“Here I Am” is a eight-minute film that touches on themes of love, sexuality, stigma and acceptance. In the video, Mengwen Cao, a queer Chinese photographer, watches on FaceTime as her parents view her video letter coming out to them.
What are the possibilities and challenges of coming out to one’s parents on video?
1. Watch the short film above. While you watch, you might take notes using our Film Club Double-Entry Journal (PDF) to help you remember specific moments.
2. After watching, think about these questions:
What questions do you still have?
What connections can you make between this film and your own life or experience? Why? Does this film remind you of anything else you’ve read or seen? If so, how and why?
3. An additional challenge | Respond to the essential question at the top of this post: What might be the challenges in coming out to one’s parents?
4. Next, join the conversation by clicking on the comment button and posting in the box that opens on the right. (Students 13 and older are invited to comment, although teachers of younger students are welcome to post what their students have to say.)
5. After you have posted, try reading back to see what others have said, then respond to someone else by posting another comment. Use the “Reply” button or the @ symbol to address that student directly.
6. To learn more, read “Coming Out to My Parents in China by Video.” Ania Bartkowiak writes:
Before showing her parents a video she had prepared, Mengwen Cao had faith that they would understand. Still, she considered the implications of what she was about to reveal.
“‘Saving face’ is an important aspect of Chinese culture,” she explained. “The stigma of being queer prevents people to come out.”
Although L.G.B.T.Q. rights in China have come a long way in the past few years, largely thanks to social activism, estimates show that only 5 percent of China’s gay community is fully out. And there are few protections for China’s L.G.B.T.Q. community regarding reproductive rights or marriage.

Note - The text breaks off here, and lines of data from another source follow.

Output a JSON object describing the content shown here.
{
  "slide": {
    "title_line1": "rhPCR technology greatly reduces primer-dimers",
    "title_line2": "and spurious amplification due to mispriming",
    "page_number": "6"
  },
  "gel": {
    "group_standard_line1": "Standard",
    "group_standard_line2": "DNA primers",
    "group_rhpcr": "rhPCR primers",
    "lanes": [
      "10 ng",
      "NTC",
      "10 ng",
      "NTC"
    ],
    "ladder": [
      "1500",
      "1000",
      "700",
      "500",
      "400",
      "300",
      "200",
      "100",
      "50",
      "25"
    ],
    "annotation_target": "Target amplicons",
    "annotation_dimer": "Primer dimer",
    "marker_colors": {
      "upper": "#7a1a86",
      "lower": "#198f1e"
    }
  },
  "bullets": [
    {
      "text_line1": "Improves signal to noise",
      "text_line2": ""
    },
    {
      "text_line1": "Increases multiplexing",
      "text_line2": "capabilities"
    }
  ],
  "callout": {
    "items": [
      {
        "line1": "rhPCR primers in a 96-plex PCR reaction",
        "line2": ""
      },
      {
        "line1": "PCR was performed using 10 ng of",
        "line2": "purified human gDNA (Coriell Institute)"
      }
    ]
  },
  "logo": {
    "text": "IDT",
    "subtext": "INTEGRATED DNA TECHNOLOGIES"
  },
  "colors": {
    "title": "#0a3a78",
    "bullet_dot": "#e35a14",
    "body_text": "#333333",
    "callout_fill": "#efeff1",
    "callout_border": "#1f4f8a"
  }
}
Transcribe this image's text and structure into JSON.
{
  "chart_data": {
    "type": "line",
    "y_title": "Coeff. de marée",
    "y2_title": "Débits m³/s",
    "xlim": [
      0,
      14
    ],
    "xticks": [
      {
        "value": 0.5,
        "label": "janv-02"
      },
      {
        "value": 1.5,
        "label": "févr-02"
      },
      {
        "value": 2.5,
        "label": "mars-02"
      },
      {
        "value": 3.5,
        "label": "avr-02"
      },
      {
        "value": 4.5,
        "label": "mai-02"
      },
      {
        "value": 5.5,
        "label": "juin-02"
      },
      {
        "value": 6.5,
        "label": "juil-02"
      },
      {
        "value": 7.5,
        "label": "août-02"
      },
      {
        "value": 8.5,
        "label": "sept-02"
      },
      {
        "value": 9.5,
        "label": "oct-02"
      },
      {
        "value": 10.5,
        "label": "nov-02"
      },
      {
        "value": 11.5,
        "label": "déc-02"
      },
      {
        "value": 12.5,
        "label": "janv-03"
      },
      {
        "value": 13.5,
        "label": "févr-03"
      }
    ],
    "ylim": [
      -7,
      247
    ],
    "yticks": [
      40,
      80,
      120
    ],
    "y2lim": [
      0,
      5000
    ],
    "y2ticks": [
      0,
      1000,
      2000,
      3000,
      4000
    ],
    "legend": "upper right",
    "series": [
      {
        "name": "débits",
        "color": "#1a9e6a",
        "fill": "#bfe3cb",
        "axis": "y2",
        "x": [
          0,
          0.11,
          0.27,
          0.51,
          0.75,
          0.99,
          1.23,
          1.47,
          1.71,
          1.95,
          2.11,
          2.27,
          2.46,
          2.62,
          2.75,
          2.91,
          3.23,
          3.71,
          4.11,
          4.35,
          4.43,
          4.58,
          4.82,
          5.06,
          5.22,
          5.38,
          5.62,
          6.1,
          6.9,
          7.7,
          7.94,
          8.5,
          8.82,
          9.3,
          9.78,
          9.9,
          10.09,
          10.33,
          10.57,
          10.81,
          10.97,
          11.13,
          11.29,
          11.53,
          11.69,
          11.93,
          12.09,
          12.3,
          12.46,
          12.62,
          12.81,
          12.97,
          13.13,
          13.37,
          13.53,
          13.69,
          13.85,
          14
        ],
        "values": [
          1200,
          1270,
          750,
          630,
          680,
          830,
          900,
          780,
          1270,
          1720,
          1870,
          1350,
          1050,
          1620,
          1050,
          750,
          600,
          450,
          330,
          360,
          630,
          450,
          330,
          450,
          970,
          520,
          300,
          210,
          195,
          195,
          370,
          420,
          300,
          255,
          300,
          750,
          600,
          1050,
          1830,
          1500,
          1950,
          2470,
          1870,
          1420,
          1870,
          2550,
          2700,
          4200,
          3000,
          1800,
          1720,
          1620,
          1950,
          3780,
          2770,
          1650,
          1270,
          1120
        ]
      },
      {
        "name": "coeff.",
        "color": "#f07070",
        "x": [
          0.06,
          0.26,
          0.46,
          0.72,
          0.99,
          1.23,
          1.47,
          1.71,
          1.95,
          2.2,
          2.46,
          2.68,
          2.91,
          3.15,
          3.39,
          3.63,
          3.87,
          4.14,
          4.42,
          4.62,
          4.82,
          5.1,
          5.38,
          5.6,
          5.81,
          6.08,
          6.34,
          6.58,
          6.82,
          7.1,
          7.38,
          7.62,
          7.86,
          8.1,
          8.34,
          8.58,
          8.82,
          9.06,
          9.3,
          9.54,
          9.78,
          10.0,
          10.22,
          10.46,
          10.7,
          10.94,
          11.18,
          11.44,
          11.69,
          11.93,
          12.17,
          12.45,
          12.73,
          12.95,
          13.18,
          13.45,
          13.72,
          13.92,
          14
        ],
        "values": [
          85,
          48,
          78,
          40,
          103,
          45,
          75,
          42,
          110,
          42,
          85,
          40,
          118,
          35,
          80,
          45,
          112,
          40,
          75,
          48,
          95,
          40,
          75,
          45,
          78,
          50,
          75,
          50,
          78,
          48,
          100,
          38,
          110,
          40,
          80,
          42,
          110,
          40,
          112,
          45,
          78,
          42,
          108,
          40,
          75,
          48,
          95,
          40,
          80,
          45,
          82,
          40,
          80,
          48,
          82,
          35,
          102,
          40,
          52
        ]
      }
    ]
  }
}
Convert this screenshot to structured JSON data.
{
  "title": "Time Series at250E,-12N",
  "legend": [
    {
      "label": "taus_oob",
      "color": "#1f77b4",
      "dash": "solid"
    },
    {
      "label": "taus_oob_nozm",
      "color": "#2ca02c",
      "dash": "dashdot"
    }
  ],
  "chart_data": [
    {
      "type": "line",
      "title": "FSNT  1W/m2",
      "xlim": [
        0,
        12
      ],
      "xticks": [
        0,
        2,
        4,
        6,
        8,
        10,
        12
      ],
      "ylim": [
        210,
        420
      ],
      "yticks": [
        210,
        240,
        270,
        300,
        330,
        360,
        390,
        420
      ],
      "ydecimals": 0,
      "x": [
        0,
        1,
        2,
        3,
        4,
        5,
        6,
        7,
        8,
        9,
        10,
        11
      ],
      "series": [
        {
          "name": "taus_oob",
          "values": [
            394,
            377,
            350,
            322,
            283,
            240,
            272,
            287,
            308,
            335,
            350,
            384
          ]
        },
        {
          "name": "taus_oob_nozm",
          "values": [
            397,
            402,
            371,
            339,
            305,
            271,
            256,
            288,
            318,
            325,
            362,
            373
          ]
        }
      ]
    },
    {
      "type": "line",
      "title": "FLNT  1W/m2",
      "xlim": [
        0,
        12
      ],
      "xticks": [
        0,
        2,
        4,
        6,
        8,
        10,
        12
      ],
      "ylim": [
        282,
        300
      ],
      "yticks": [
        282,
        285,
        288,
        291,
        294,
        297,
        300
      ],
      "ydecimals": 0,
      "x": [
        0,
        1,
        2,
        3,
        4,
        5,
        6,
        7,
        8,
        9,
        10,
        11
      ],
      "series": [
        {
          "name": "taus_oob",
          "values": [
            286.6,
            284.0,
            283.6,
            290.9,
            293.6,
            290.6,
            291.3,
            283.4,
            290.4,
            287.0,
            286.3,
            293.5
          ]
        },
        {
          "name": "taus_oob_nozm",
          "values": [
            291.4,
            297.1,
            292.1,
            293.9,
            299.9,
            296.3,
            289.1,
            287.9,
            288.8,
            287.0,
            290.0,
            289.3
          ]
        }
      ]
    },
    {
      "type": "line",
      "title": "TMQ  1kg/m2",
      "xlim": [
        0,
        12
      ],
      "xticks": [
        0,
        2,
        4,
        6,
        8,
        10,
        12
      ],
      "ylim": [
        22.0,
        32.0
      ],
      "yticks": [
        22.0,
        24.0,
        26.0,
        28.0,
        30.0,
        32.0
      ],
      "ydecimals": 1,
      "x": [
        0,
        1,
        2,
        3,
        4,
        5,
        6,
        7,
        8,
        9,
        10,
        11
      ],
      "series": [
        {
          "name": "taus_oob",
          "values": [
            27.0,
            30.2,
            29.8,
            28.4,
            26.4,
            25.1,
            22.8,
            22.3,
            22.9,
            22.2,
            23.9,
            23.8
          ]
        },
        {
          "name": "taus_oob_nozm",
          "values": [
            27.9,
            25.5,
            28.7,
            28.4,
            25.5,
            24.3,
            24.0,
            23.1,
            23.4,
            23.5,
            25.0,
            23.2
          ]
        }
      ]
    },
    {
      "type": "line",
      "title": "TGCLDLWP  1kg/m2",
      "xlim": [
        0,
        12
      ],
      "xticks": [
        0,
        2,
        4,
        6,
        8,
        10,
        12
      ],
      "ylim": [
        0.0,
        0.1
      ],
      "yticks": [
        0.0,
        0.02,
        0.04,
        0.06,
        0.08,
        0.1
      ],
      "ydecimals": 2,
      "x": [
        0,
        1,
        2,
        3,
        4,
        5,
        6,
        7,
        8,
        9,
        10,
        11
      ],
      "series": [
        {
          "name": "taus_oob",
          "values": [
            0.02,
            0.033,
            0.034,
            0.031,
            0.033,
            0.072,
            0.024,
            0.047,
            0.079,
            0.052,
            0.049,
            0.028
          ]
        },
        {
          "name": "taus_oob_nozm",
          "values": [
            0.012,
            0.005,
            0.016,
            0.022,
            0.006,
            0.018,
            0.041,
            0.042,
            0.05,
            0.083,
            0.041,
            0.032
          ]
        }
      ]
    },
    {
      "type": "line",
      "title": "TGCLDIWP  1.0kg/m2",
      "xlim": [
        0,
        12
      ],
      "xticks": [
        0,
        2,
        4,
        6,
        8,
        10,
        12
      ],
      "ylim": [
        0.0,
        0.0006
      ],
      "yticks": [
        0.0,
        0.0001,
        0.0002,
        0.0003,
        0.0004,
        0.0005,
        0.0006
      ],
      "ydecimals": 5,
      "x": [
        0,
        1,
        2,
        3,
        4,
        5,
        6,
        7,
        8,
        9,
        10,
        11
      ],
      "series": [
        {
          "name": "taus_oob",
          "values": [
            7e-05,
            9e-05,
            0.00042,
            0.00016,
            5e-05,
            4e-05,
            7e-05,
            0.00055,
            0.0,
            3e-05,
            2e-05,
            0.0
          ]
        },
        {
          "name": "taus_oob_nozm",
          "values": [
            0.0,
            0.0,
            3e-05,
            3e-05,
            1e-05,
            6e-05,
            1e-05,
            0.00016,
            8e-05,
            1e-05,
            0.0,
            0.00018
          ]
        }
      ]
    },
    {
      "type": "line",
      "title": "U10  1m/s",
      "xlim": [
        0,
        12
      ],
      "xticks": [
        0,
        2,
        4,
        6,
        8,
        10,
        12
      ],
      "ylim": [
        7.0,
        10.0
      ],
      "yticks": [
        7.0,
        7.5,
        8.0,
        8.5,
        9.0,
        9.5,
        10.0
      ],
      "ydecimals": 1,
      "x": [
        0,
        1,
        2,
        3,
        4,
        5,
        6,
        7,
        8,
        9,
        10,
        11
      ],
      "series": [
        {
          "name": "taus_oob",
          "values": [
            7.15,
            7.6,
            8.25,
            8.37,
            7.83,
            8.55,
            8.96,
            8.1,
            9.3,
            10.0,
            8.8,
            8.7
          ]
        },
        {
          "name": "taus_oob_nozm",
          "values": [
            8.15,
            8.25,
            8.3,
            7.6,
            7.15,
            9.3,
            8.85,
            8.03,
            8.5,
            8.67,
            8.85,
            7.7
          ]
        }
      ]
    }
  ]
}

“China is still not a very welcoming environment for queer people to come out,” Ms. Cao said.
Still, she felt she could not be truly close with her parents if they did not know and, after making her video, called them on FaceTime from New York.
To behold their expressions as they follow her graceful cadences while she calmly revealed her greatest secret is to feel an emotional hush at the intimacy glimpsed in this pivotal family moment. The discussion that follows is filled (as is often the case in times of personal unveilings and upheavals) with a complex mix of tentative acceptance, lingering disappointment and the wrestling of deep love with disparate hopes.
“I wanted to leave my parents enough time and space to react and reflect,” Ms. Cao said. “They told me later that they actually shared the video letter to their friends to get advice.”